Take a look at BP before the spill. Knowing they are a prime example of ‘big oil’ (boo…hiss), they implemented a coherent strategy to counteract the negative connotations associated with that: they supported every environmentalist initiative they could, such as cap and trade; they loudly called themselves the first ‘green energy’ company; they even rechristened themselves “Beyond Petroleum”. Fat lot of good any of that did to them. As soon as disaster hit, they were “British Petroleum” and vilified with all the gusto they would have been vilified with if they had done none of this.
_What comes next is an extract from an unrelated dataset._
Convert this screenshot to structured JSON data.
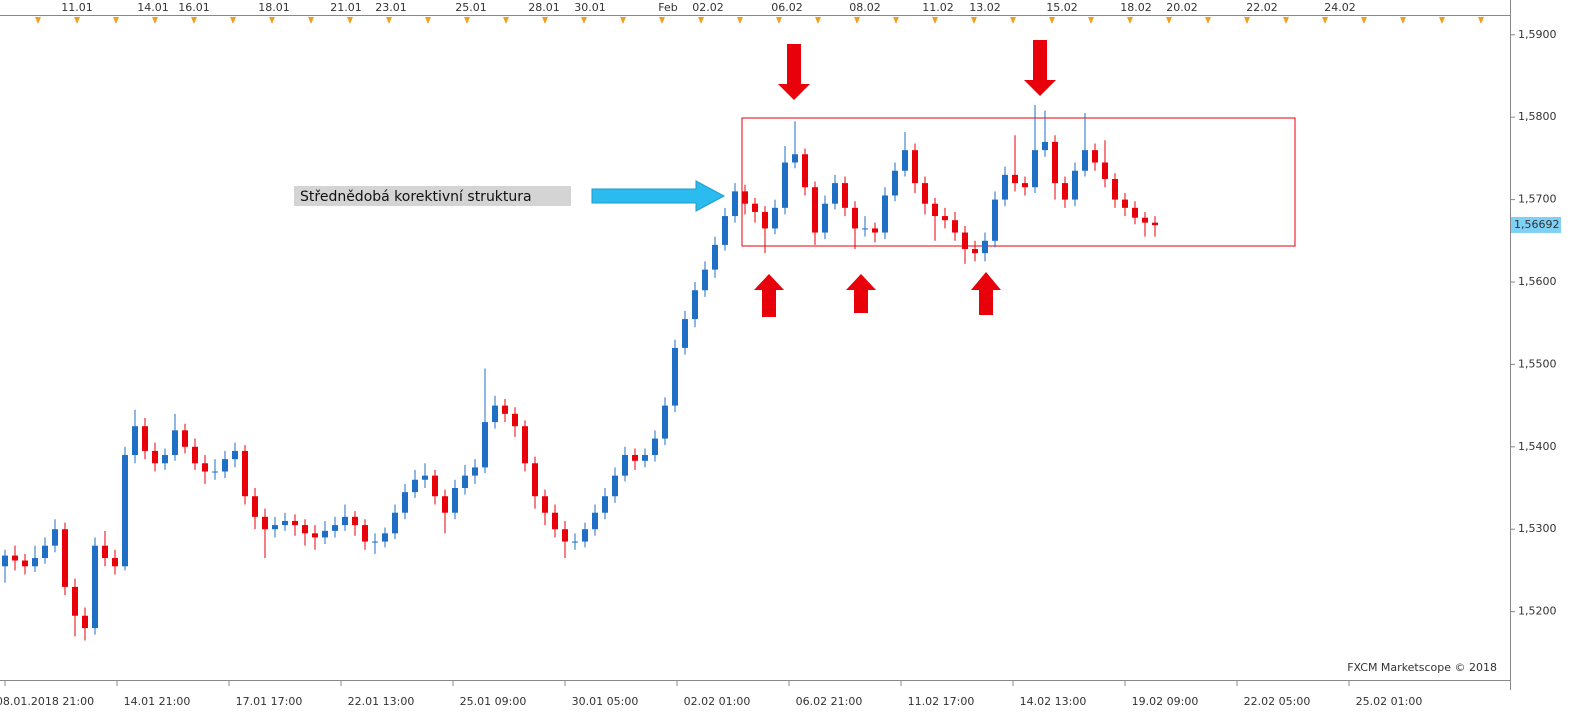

This got me thinking about the lousiness of corporate PR, how a business can be so good at advertising its products while simultaneously so woefully inadequate at politics. The problem, I believe, is that everybody knows that big companies are there just to make a buck. As a result, their slick ads just look cynical and, if they have any effect at all, it is negative.
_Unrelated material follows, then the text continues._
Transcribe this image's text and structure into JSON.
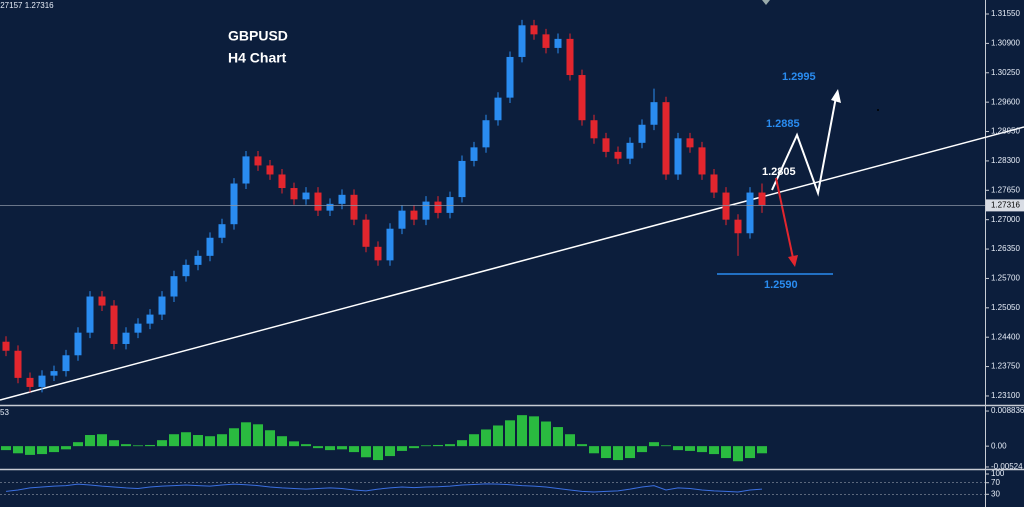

The big flaw in today’s corporate PR strategy is that they begin by apologizing for what they do, and if there is one rule in politics (that Red Tories have yet to learn) is that you can’t apologize fast enough to win. When your enemies hear you apologize, they don’t see contrition or moral goodness, they only smell weakness and fear. You win political fights by trumpeting the strength of your case - and by vilifying your opponents.
Instead, corporate PR departments should run ads that say things like:
“Yes our purpose is to selfishly make money, but so what? given that we can only make money by engaging in voluntary transactions. This means we only turn a profit if we make products that are so good and desirable that people voluntarily part with their money in order to acquire those things. The consumer is our king and if you restrict us, it is the consumer who you really punish. And unlike our socialist critics, we actually produce things, many of which required real creativity and effort to produce. We don’t have to ‘give back to the community’ because we give back to the community every day, with jobs, and tax money and products that people want to buy. Our critics are the ones who need to ‘give back to the community’ since they produce nothing and only sponge off of other people’s taxes.”
I am not saying that aggressive PR like this, done ahead of time, would allow BP to come out smelling like roses after the Gulf oil spill crisis. Nothing could accomplish that. All that I am saying is that all their prostrating before the environmentalist gods did them no good. Absolutely zero, zip, nada. No favours that they could cash in at crunch time.